Hoe het paard tot ons kwam

Ergens in de Bronstijd – zoveel is zeker – temde de mens voor het eerst het paard, en nooit zou de wereld meer hetzelfde zijn. Voortaan kon de mens zich over veel grotere afstanden verplaatsen, handeldrijven, oorlogvoeren. Het was een van de doorbraken in de geschiedenis. Maar waar gebeurde het precies, en wanneer?

In noordelijk Kazachstan, onder meer, ten tijde van de zogeheten Botai-cultuur tussen 3700 en 3100 jaar voor Christus, zeggen Britse archeologen in Science (6 maart). De Britten hebben, geholpen door een internationaal team wetenschappers, hiervoor nieuw bewijs gevonden, het vroegste bewijs van gedomesticeerde paarden ooit.

Een volslagen verrassing is het niet, aangezien al werd aangenomen dat het paard vanaf pakweg 4000 voor Chr. voor het eerst is getemd door Indo-Europese nomaden, ergens in de Euraziatische steppen aan weerszijden van de Oeral. En anders door Turkse stammen in Centraal-Azië. Gebieden die later eeuwenlang de bakermat zijn geweest van wilde ruitervolkeren, van Scythen tot Mongolen.

De Botai-cultuur was al in beeld bij archeoloog David Anthony in zijn boek The Horse, the Wheel, and Language (2007). Van deze cultuur zijn de afgelopen jaren door het Carnegie Museum of Natural History in Pittsburgh in Noord-Kazachstan drie vindplaatsen blootgelegd (Botai, Krasnyi Yar en Vasilkovka), en één ding is helder: die Botai hadden wat met paarden.

De opgegraven nederzettingen zijn bezaaid met paardenbotten. Ook zijn werktuigen van paardenbot gevonden die wijzen op leerbewerking. Mogelijk maakten de Botai kleding van paardenleer. Op paarden jagen deden ze vermoedelijk niet, want echt jachtgereedschap ontbreekt. Genoeg aanwijzingen voor domesticatie dus, maar duidelijk bewijs ontbrak.

Drie soorten bewijs hebben de Britten nu verzameld. Ze bestudeerden de Botai-paardenbotten en vergeleken die met relevant gepubliceerd botmateriaal: van laat-Pleistocene wilde paarden uit Zuid-Siberië, vrijwel zeker gedomesticeerde Late Bronstijd-paarden uit Kazachstan en moderne tamme paarden uit Mongolië.

De Britten maten vooral de middenvoetsbeentjes van de dieren, omdat die verschillen, afhankelijk van het soort paard en eventueel gebruik als last- of rijdier. De conclusie was dat de slanke Botai-paarden meer op gedomesticeerde dan op wilde paarden leken.

Bovendien bleken de Botai-paarden specifieke slijtage aan hun gebit te hebben, met name bij de voorste kiezen. Dit type slijtage verklaren de auteurs uit een hoofdstel met bit dat de dieren moeten hebben gedragen. Ze waren dus getemd en werden wellicht ook bereden. Eerdere aanwijzingen waren nooit zo duidelijk.

De onderzoekers hebben zich ten slotte ook nog gebogen over Botai-aardewerk.

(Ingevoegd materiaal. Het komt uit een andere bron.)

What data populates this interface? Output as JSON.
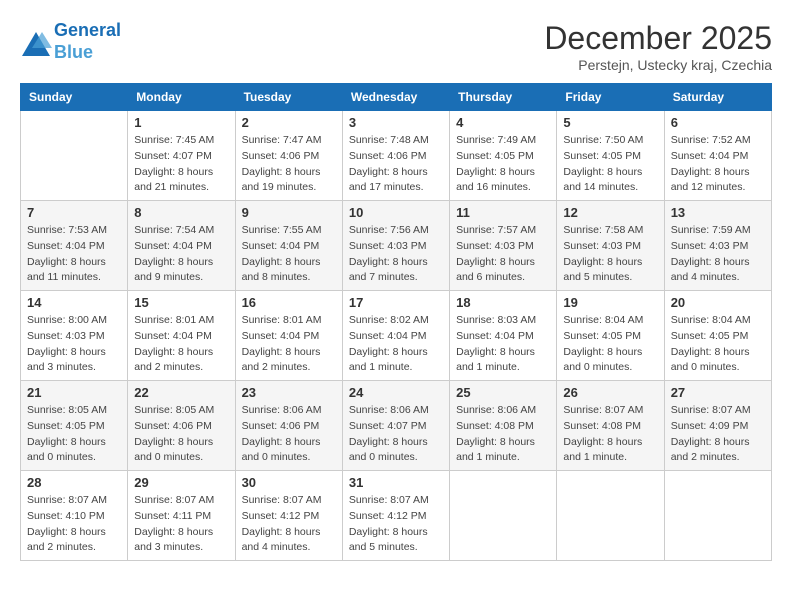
{
  "logo": {
    "line1": "General",
    "line2": "Blue"
  },
  "title": "December 2025",
  "subtitle": "Perstejn, Ustecky kraj, Czechia",
  "weekdays": [
    "Sunday",
    "Monday",
    "Tuesday",
    "Wednesday",
    "Thursday",
    "Friday",
    "Saturday"
  ],
  "weeks": [
    [
      {
        "day": null,
        "info": null
      },
      {
        "day": "1",
        "sunrise": "7:45 AM",
        "sunset": "4:07 PM",
        "daylight": "8 hours and 21 minutes."
      },
      {
        "day": "2",
        "sunrise": "7:47 AM",
        "sunset": "4:06 PM",
        "daylight": "8 hours and 19 minutes."
      },
      {
        "day": "3",
        "sunrise": "7:48 AM",
        "sunset": "4:06 PM",
        "daylight": "8 hours and 17 minutes."
      },
      {
        "day": "4",
        "sunrise": "7:49 AM",
        "sunset": "4:05 PM",
        "daylight": "8 hours and 16 minutes."
      },
      {
        "day": "5",
        "sunrise": "7:50 AM",
        "sunset": "4:05 PM",
        "daylight": "8 hours and 14 minutes."
      },
      {
        "day": "6",
        "sunrise": "7:52 AM",
        "sunset": "4:04 PM",
        "daylight": "8 hours and 12 minutes."
      }
    ],
    [
      {
        "day": "7",
        "sunrise": "7:53 AM",
        "sunset": "4:04 PM",
        "daylight": "8 hours and 11 minutes."
      },
      {
        "day": "8",
        "sunrise": "7:54 AM",
        "sunset": "4:04 PM",
        "daylight": "8 hours and 9 minutes."
      },
      {
        "day": "9",
        "sunrise": "7:55 AM",
        "sunset": "4:04 PM",
        "daylight": "8 hours and 8 minutes."
      },
      {
        "day": "10",
        "sunrise": "7:56 AM",
        "sunset": "4:03 PM",
        "daylight": "8 hours and 7 minutes."
      },
      {
        "day": "11",
        "sunrise": "7:57 AM",
        "sunset": "4:03 PM",
        "daylight": "8 hours and 6 minutes."
      },
      {
        "day": "12",
        "sunrise": "7:58 AM",
        "sunset": "4:03 PM",
        "daylight": "8 hours and 5 minutes."
      },
      {
        "day": "13",
        "sunrise": "7:59 AM",
        "sunset": "4:03 PM",
        "daylight": "8 hours and 4 minutes."
      }
    ],
    [
      {
        "day": "14",
        "sunrise": "8:00 AM",
        "sunset": "4:03 PM",
        "daylight": "8 hours and 3 minutes."
      },
      {
        "day": "15",
        "sunrise": "8:01 AM",
        "sunset": "4:04 PM",
        "daylight": "8 hours and 2 minutes."
      },
      {
        "day": "16",
        "sunrise": "8:01 AM",
        "sunset": "4:04 PM",
        "daylight": "8 hours and 2 minutes."
      },
      {
        "day": "17",
        "sunrise": "8:02 AM",
        "sunset": "4:04 PM",
        "daylight": "8 hours and 1 minute."
      },
      {
        "day": "18",
        "sunrise": "8:03 AM",
        "sunset": "4:04 PM",
        "daylight": "8 hours and 1 minute."
      },
      {
        "day": "19",
        "sunrise": "8:04 AM",
        "sunset": "4:05 PM",
        "daylight": "8 hours and 0 minutes."
      },
      {
        "day": "20",
        "sunrise": "8:04 AM",
        "sunset": "4:05 PM",
        "daylight": "8 hours and 0 minutes."
      }
    ],
    [
      {
        "day": "21",
        "sunrise": "8:05 AM",
        "sunset": "4:05 PM",
        "daylight": "8 hours and 0 minutes."
      },
      {
        "day": "22",
        "sunrise": "8:05 AM",
        "sunset": "4:06 PM",
        "daylight": "8 hours and 0 minutes."
      },
      {
        "day": "23",
        "sunrise": "8:06 AM",
        "sunset": "4:06 PM",
        "daylight": "8 hours and 0 minutes."
      },
      {
        "day": "24",
        "sunrise": "8:06 AM",
        "sunset": "4:07 PM",
        "daylight": "8 hours and 0 minutes."
      },
      {
        "day": "25",
        "sunrise": "8:06 AM",
        "sunset": "4:08 PM",
        "daylight": "8 hours and 1 minute."
      },
      {
        "day": "26",
        "sunrise": "8:07 AM",
        "sunset": "4:08 PM",
        "daylight": "8 hours and 1 minute."
      },
      {
        "day": "27",
        "sunrise": "8:07 AM",
        "sunset": "4:09 PM",
        "daylight": "8 hours and 2 minutes."
      }
    ],
    [
      {
        "day": "28",
        "sunrise": "8:07 AM",
        "sunset": "4:10 PM",
        "daylight": "8 hours and 2 minutes."
      },
      {
        "day": "29",
        "sunrise": "8:07 AM",
        "sunset": "4:11 PM",
        "daylight": "8 hours and 3 minutes."
      },
      {
        "day": "30",
        "sunrise": "8:07 AM",
        "sunset": "4:12 PM",
        "daylight": "8 hours and 4 minutes."
      },
      {
        "day": "31",
        "sunrise": "8:07 AM",
        "sunset": "4:12 PM",
        "daylight": "8 hours and 5 minutes."
      },
      {
        "day": null,
        "info": null
      },
      {
        "day": null,
        "info": null
      },
      {
        "day": null,
        "info": null
      }
    ]
  ],
  "colors": {
    "header_bg": "#1a6eb5",
    "header_text": "#ffffff",
    "accent": "#1a6eb5"
  }
}
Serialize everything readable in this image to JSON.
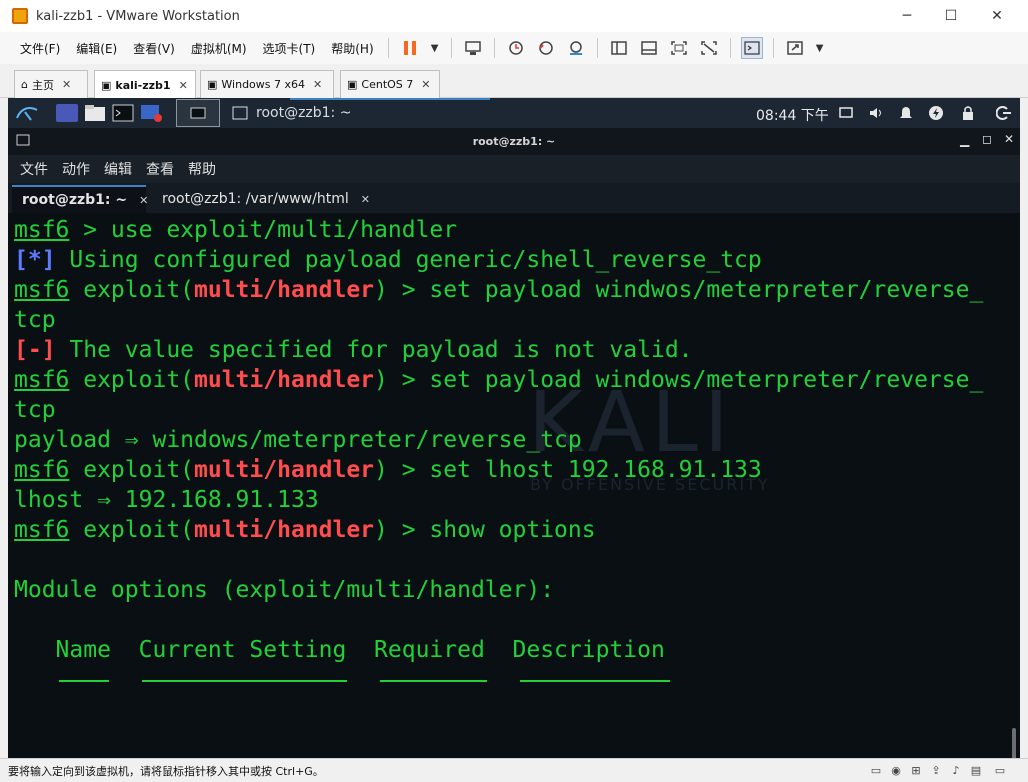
{
  "window": {
    "title": "kali-zzb1 - VMware Workstation",
    "minimize": "─",
    "maximize": "☐",
    "close": "✕"
  },
  "menu": [
    "文件(F)",
    "编辑(E)",
    "查看(V)",
    "虚拟机(M)",
    "选项卡(T)",
    "帮助(H)"
  ],
  "toolbar_icons": [
    "pause-icon",
    "dropdown-icon",
    "send-ctrl-alt-del-icon",
    "snapshot-icon",
    "revert-snapshot-icon",
    "snapshot-manager-icon",
    "sidebar-icon",
    "thumbnail-icon",
    "fullscreen-icon",
    "unity-icon",
    "console-icon",
    "stretch-icon"
  ],
  "tabs": [
    {
      "label": "主页",
      "icon": "home-icon",
      "active": false,
      "close": "✕"
    },
    {
      "label": "kali-zzb1",
      "icon": "vm-icon",
      "active": true,
      "close": "✕"
    },
    {
      "label": "Windows 7 x64",
      "icon": "vm-icon",
      "active": false,
      "close": "✕"
    },
    {
      "label": "CentOS 7",
      "icon": "vm-icon",
      "active": false,
      "close": "✕"
    }
  ],
  "kali_panel": {
    "window_title": "root@zzb1: ~",
    "clock": "08:44 下午",
    "tray_icons": [
      "screen-icon",
      "volume-icon",
      "bell-icon",
      "power-status-icon",
      "lock-icon",
      "logout-icon"
    ]
  },
  "terminal": {
    "title": "root@zzb1: ~",
    "menu": [
      "文件",
      "动作",
      "编辑",
      "查看",
      "帮助"
    ],
    "tabs": [
      {
        "label": "root@zzb1: ~",
        "active": true,
        "close": "✕"
      },
      {
        "label": "root@zzb1: /var/www/html",
        "active": false,
        "close": "✕"
      }
    ],
    "lines": [
      [
        {
          "t": "msf6",
          "c": "prompt"
        },
        {
          "t": " > use exploit/multi/handler",
          "c": "plain"
        }
      ],
      [
        {
          "t": "[*]",
          "c": "info"
        },
        {
          "t": " Using configured payload generic/shell_reverse_tcp",
          "c": "plain"
        }
      ],
      [
        {
          "t": "msf6",
          "c": "prompt"
        },
        {
          "t": " exploit(",
          "c": "plain"
        },
        {
          "t": "multi/handler",
          "c": "module"
        },
        {
          "t": ") > set payload windwos/meterpreter/reverse_",
          "c": "plain"
        }
      ],
      [
        {
          "t": "tcp",
          "c": "plain"
        }
      ],
      [
        {
          "t": "[-]",
          "c": "err"
        },
        {
          "t": " The value specified for payload is not valid.",
          "c": "plain"
        }
      ],
      [
        {
          "t": "msf6",
          "c": "prompt"
        },
        {
          "t": " exploit(",
          "c": "plain"
        },
        {
          "t": "multi/handler",
          "c": "module"
        },
        {
          "t": ") > set payload windows/meterpreter/reverse_",
          "c": "plain"
        }
      ],
      [
        {
          "t": "tcp",
          "c": "plain"
        }
      ],
      [
        {
          "t": "payload ⇒ windows/meterpreter/reverse_tcp",
          "c": "plain"
        }
      ],
      [
        {
          "t": "msf6",
          "c": "prompt"
        },
        {
          "t": " exploit(",
          "c": "plain"
        },
        {
          "t": "multi/handler",
          "c": "module"
        },
        {
          "t": ") > set lhost 192.168.91.133",
          "c": "plain"
        }
      ],
      [
        {
          "t": "lhost ⇒ 192.168.91.133",
          "c": "plain"
        }
      ],
      [
        {
          "t": "msf6",
          "c": "prompt"
        },
        {
          "t": " exploit(",
          "c": "plain"
        },
        {
          "t": "multi/handler",
          "c": "module"
        },
        {
          "t": ") > show options",
          "c": "plain"
        }
      ],
      [
        {
          "t": "",
          "c": "plain"
        }
      ],
      [
        {
          "t": "Module options (exploit/multi/handler):",
          "c": "plain"
        }
      ],
      [
        {
          "t": "",
          "c": "plain"
        }
      ],
      [
        {
          "t": "   Name  Current Setting  Required  Description",
          "c": "plain"
        }
      ]
    ],
    "watermark": "KALI",
    "watermark_sub": "BY OFFENSIVE SECURITY"
  },
  "statusbar": {
    "text": "要将输入定向到该虚拟机，请将鼠标指针移入其中或按 Ctrl+G。"
  }
}
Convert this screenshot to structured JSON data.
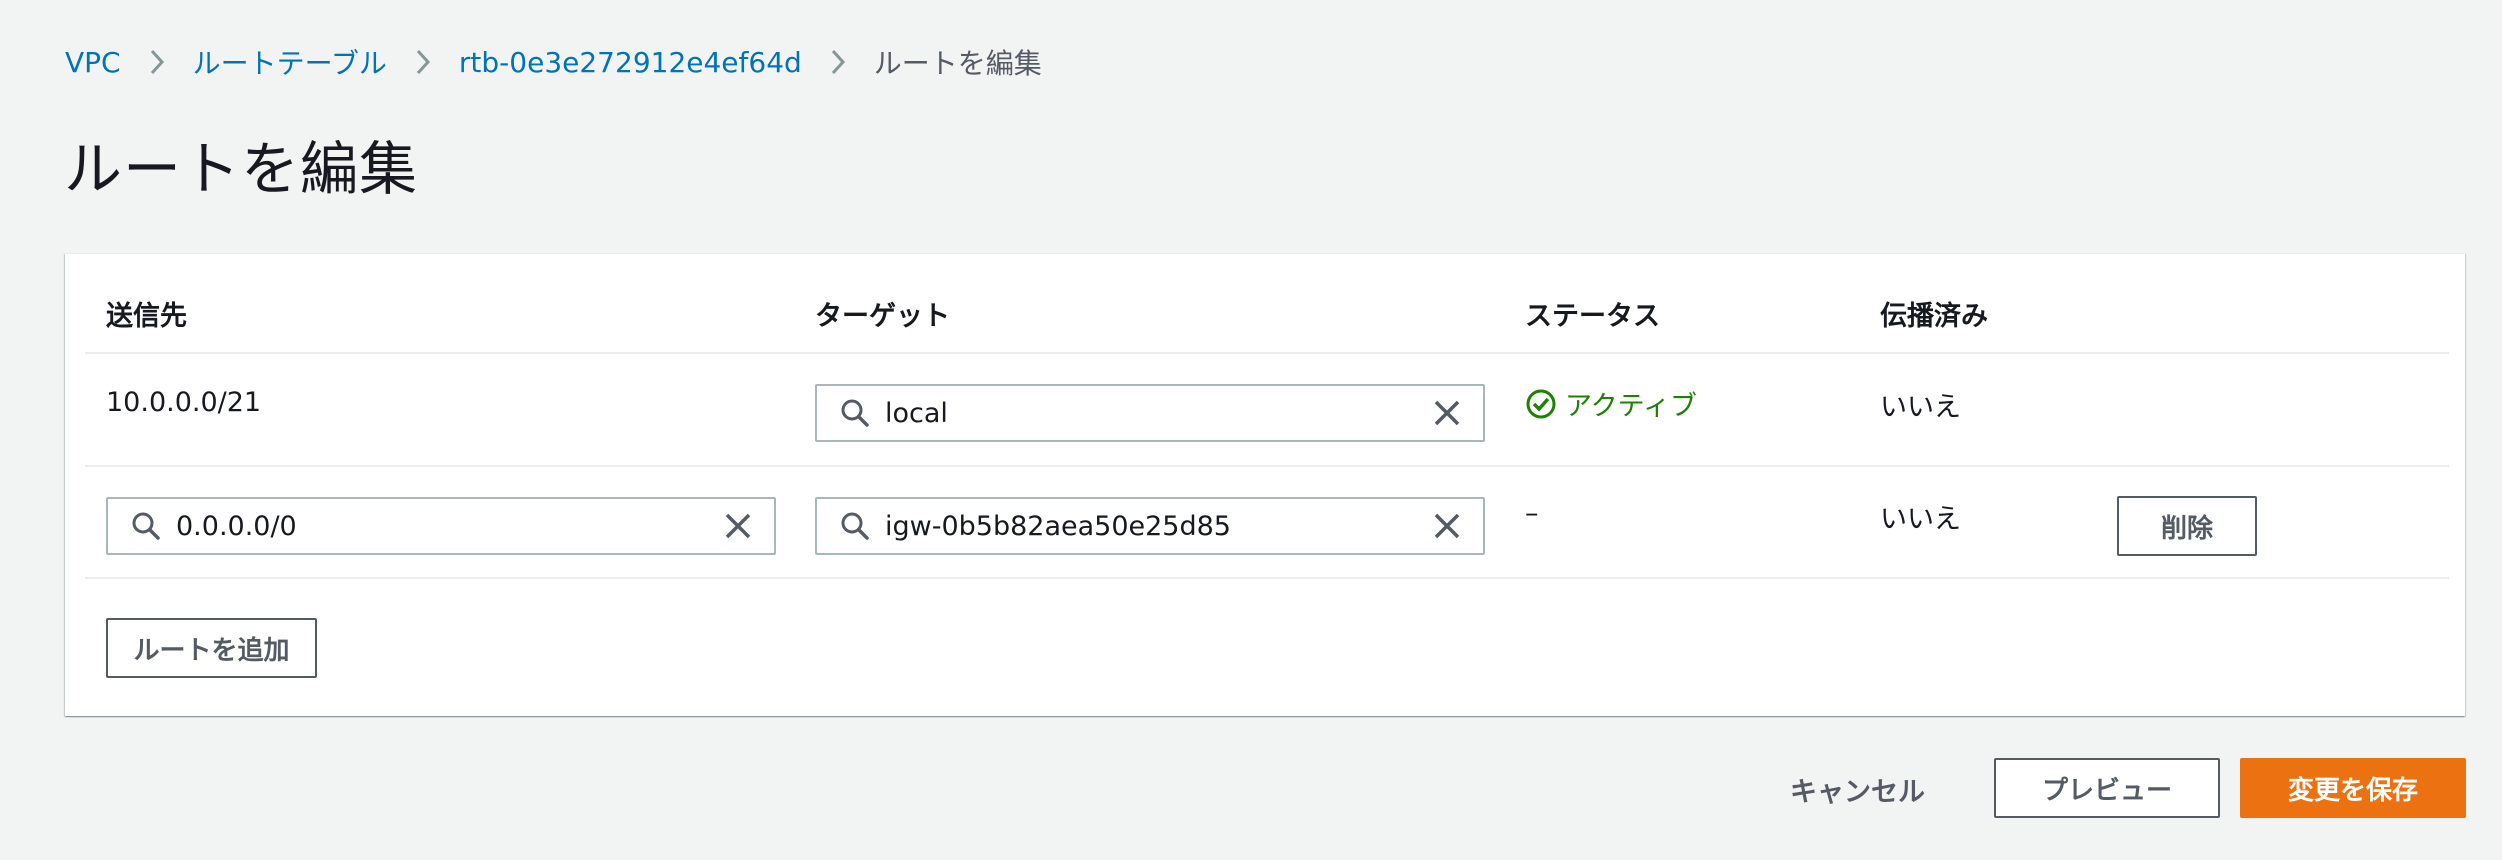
{
  "breadcrumb": {
    "items": [
      {
        "label": "VPC"
      },
      {
        "label": "ルートテーブル"
      },
      {
        "label": "rtb-0e3e272912e4ef64d"
      },
      {
        "label": "ルートを編集"
      }
    ]
  },
  "page": {
    "title": "ルートを編集"
  },
  "table": {
    "headers": {
      "destination": "送信先",
      "target": "ターゲット",
      "status": "ステータス",
      "propagated": "伝播済み"
    },
    "rows": [
      {
        "destination": "10.0.0.0/21",
        "target": "local",
        "status": "アクティブ",
        "propagated": "いいえ"
      },
      {
        "destination": "0.0.0.0/0",
        "target": "igw-0b5b82aea50e25d85",
        "status": "–",
        "propagated": "いいえ",
        "remove_label": "削除"
      }
    ],
    "add_route_label": "ルートを追加"
  },
  "footer": {
    "cancel_label": "キャンセル",
    "preview_label": "プレビュー",
    "save_label": "変更を保存"
  },
  "colors": {
    "link": "#0073bb",
    "success": "#1d8102",
    "primary": "#ec7211",
    "background": "#f2f3f3"
  },
  "icons": [
    "chevron-right-icon",
    "search-icon",
    "close-icon",
    "status-positive-icon"
  ]
}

Potscherven met organisch residu werden onderzocht op isotopen die verraden welk soort vetzuren in die prehistorische potten was opgeslagen. Dat blijkt zowel paardenvlees als paardenmelk te zijn geweest.

Het vlees kan verzameld zijn op de jacht, aldus de Britten, maar om paarden te melken, moet je ze toch echt eerst temmen. Via deuteriumisotopen denken ze te kunnen vaststellen dat het melken in de droge zomermaanden gebeurde.

Een bekend beeld, zeggen de auteurs. Ook in modern Kazachstan (en elders in Centraal-Azië) houden traditionele (semi-)nomadenculturen nog altijd paarden voor zowel vlees als melk – met name gefermenteerde merriemelk oftewel koumiss. Het melken gebeurt veelal nog steeds in de zomer.

De bewijzen zijn duidelijk, zeggen de auteurs in Science: alles wijst erop dat minstens een deel van de Botai-paarden tam is geweest. Daarmee is ook aangetoond dat domesticatie van dieren voor vlees, melk of transport, anders dan vaak gedacht, niet hoeft samen te gaan met landbouw, zoals die in dezelfde tijd in het Midden-Oosten tot grote bloei kwam.